Provincial / State sides
- Years: Team / Apps / (Points)
- 1999–02: Otago / 16 / (15)
- 2002–04: Auckland / 30 / (25)
- 2006: Northland / 10 / (5)

Super Rugby
- Years: Team / Apps / (Points)
- 2001–02: Highlanders / 7 / (0)
- 2003–07: Blues / 33 / (30)

= David Gibson (rugby union) =

New Zealand rugby union player (born 1980)

David Barton Gibson (born 4 January 1980) is a New Zealand former professional rugby union player.

==Biography==
Born in Hāwera, Gibson made the occasional Super 12 appearance off the bench for the Highlanders in 2001 and 2002, before getting more regular game time after crossing to the Blues, where he shared the half-back position with All Black Steve Devine.
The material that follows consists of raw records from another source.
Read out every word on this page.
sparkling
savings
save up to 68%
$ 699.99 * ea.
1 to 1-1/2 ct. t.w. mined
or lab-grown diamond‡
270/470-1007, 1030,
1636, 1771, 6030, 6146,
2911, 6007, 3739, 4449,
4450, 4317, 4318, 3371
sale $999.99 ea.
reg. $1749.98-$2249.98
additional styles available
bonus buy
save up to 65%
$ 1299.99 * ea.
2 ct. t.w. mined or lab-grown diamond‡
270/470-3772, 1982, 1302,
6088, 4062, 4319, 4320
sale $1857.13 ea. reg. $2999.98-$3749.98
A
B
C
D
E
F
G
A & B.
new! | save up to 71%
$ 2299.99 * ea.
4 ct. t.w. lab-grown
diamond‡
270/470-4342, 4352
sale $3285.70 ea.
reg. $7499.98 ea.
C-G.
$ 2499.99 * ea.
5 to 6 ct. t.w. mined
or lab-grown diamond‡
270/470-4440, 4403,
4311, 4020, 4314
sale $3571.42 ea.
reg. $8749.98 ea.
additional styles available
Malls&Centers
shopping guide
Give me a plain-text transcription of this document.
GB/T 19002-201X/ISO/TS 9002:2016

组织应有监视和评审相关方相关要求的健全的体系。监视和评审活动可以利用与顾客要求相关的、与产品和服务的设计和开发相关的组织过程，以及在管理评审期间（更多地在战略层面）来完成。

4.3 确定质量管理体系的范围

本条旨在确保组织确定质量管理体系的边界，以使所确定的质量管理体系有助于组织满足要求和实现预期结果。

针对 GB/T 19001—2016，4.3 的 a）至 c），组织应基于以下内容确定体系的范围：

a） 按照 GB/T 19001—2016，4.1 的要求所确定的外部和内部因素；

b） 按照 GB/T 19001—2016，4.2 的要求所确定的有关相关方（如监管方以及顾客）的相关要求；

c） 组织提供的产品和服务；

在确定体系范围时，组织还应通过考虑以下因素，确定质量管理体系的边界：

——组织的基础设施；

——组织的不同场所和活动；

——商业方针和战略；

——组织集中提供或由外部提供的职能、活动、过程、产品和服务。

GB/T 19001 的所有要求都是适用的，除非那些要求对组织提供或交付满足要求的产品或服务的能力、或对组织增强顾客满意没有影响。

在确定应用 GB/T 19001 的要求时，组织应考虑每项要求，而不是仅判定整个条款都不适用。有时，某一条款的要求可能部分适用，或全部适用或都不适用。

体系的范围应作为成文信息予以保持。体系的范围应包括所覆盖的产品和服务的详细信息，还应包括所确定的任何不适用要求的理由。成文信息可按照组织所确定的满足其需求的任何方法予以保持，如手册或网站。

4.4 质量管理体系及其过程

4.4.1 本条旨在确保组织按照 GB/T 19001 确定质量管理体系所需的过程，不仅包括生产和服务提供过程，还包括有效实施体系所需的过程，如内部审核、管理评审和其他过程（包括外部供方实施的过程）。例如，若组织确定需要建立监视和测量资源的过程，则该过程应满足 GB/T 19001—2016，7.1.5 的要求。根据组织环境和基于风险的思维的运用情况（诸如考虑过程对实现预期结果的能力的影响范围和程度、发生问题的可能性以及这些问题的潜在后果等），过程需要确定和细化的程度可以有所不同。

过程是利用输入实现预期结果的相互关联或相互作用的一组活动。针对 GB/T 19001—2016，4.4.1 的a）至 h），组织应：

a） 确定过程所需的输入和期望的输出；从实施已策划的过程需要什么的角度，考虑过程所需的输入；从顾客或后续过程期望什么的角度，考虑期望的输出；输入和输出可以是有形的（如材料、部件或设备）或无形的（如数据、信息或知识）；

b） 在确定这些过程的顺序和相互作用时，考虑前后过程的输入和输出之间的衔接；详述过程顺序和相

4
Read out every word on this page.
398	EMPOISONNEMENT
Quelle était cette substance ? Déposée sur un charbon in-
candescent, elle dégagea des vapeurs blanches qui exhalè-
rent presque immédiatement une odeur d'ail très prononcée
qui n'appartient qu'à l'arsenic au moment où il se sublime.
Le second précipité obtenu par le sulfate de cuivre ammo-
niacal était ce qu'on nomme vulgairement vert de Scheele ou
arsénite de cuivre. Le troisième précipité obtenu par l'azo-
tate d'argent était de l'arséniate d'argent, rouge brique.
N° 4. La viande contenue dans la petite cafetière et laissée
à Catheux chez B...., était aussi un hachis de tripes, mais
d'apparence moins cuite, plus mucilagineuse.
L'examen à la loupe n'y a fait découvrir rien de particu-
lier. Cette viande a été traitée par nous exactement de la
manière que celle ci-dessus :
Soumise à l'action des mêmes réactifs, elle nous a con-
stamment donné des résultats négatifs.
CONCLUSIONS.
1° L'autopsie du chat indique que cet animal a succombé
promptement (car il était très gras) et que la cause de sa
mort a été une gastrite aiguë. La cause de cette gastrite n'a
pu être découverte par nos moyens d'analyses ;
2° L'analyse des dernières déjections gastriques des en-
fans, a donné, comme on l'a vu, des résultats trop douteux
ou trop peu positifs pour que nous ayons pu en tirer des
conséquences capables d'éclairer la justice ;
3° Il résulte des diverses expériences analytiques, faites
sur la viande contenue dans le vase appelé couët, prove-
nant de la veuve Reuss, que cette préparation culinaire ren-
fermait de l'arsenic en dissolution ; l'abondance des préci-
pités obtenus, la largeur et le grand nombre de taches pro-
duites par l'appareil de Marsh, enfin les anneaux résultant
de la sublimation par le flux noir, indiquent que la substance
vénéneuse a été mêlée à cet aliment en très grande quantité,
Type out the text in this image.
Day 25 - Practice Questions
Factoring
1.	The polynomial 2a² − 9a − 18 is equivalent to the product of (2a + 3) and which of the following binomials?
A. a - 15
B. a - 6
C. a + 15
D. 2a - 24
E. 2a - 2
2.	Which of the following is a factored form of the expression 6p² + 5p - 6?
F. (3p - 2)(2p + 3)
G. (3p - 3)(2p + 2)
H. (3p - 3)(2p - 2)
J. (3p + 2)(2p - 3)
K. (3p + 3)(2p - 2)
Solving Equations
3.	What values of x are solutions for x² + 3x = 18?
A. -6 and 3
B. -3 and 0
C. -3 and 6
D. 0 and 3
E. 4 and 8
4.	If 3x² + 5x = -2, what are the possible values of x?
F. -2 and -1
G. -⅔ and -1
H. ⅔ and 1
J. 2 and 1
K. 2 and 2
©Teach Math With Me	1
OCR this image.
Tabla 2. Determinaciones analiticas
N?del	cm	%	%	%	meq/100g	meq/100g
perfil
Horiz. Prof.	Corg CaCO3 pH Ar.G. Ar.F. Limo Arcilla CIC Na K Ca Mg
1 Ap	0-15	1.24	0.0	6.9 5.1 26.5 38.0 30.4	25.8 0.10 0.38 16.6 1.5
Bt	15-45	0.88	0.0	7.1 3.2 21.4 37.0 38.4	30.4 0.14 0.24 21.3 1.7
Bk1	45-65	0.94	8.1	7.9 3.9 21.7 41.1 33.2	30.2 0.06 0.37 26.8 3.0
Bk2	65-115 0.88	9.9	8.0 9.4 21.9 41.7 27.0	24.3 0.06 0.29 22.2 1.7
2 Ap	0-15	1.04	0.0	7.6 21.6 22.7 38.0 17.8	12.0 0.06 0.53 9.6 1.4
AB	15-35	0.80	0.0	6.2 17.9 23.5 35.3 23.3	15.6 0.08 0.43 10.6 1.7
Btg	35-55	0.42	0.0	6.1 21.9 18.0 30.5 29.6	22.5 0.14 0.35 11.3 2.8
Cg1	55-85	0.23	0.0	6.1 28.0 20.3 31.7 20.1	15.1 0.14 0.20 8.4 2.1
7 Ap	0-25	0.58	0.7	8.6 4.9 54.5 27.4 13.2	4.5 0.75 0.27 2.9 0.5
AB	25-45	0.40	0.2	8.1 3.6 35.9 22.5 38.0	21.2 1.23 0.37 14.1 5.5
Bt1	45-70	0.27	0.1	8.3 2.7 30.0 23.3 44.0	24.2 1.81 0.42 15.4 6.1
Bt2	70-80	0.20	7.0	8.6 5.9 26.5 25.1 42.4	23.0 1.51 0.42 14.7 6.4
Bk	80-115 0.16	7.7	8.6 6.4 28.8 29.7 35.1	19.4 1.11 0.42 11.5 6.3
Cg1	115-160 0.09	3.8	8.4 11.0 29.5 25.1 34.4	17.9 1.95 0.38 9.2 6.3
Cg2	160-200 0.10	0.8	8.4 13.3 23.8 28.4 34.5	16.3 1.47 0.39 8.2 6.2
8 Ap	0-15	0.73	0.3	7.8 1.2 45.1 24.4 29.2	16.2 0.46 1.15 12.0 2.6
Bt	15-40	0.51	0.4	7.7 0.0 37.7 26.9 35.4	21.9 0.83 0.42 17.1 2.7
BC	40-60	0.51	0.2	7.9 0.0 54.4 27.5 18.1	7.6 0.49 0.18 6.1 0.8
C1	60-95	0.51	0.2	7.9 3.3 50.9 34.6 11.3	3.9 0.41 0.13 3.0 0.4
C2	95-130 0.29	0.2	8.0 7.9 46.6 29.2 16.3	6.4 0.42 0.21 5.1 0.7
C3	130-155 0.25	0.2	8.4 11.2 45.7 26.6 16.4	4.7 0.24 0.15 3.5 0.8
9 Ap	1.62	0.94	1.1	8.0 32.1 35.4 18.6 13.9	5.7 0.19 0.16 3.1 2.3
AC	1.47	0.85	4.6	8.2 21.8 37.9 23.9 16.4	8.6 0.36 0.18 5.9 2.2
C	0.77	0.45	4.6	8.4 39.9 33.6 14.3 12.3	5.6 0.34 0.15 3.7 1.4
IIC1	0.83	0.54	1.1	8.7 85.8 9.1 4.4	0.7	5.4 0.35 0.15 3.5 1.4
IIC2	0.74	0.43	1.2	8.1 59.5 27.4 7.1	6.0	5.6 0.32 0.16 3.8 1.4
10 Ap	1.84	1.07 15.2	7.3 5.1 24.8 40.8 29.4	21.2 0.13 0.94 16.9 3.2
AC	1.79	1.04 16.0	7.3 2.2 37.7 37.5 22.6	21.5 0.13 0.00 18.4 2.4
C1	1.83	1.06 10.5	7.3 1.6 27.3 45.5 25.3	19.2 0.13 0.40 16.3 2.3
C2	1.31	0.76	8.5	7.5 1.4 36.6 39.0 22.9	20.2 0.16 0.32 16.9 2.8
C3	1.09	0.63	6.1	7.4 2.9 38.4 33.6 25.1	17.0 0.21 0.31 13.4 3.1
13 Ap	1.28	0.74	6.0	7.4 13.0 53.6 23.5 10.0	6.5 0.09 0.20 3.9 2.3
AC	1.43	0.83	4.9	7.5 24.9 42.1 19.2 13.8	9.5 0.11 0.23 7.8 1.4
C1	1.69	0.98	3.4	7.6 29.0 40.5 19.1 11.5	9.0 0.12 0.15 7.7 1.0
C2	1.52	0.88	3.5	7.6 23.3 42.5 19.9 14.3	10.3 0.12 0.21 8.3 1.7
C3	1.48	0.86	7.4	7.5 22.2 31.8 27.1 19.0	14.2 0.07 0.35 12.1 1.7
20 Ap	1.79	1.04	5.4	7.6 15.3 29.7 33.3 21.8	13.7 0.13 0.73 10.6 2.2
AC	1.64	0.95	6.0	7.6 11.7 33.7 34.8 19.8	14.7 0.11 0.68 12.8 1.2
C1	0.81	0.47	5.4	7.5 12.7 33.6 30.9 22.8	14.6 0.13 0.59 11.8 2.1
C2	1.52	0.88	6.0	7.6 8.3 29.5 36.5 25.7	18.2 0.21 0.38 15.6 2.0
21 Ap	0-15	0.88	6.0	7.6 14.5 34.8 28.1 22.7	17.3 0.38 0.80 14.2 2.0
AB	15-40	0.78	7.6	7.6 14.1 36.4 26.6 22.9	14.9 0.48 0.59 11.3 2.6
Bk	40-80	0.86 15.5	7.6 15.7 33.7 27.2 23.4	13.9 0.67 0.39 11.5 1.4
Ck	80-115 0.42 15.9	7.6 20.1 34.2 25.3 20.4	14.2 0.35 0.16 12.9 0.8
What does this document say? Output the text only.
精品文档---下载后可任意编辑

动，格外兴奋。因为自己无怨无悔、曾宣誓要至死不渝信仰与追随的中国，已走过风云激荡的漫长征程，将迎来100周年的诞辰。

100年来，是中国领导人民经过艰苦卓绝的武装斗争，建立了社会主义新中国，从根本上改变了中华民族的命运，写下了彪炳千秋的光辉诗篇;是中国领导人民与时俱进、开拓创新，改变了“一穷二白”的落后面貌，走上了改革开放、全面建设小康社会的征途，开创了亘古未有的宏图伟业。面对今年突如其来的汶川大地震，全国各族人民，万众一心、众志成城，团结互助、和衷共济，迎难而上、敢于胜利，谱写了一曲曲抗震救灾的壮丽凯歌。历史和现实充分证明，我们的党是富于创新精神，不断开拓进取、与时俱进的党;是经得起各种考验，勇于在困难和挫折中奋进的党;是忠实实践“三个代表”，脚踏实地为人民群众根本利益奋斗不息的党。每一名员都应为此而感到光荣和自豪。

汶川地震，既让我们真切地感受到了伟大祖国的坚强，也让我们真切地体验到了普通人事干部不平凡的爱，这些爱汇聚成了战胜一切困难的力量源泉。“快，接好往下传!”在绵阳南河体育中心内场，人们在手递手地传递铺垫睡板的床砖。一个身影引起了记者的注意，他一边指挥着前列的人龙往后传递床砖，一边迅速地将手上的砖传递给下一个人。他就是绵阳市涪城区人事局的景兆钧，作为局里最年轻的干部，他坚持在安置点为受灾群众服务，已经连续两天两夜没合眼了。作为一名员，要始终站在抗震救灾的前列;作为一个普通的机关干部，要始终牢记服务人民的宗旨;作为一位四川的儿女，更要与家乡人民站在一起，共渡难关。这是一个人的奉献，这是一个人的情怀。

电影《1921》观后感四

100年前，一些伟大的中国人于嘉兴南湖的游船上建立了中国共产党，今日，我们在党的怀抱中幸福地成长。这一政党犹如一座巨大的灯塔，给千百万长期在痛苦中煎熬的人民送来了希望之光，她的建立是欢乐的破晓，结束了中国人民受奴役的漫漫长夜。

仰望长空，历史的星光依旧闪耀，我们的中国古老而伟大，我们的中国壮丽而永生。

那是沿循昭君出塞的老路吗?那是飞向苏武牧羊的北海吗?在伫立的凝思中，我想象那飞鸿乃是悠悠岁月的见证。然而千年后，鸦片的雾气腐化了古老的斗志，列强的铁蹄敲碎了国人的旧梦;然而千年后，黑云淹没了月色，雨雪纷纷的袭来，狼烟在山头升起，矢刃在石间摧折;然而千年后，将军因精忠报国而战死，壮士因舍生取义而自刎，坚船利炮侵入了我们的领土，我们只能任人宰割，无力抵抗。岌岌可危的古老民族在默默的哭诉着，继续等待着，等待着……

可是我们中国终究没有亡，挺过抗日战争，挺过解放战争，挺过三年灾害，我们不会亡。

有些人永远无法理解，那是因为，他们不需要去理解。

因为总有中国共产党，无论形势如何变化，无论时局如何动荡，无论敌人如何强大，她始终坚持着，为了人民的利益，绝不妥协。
He was the Blues half-back for the entire 2003 Super 12 final win over the Crusaders.

Gibson earned NZ Māori representative honours in 2003, including on a tour of Canada.

A neck injury suffered while training in 2005 required multiple surgeries and was ultimately career ending.

Gibson is a former Chief Executive of the North Harbour Rugby Union.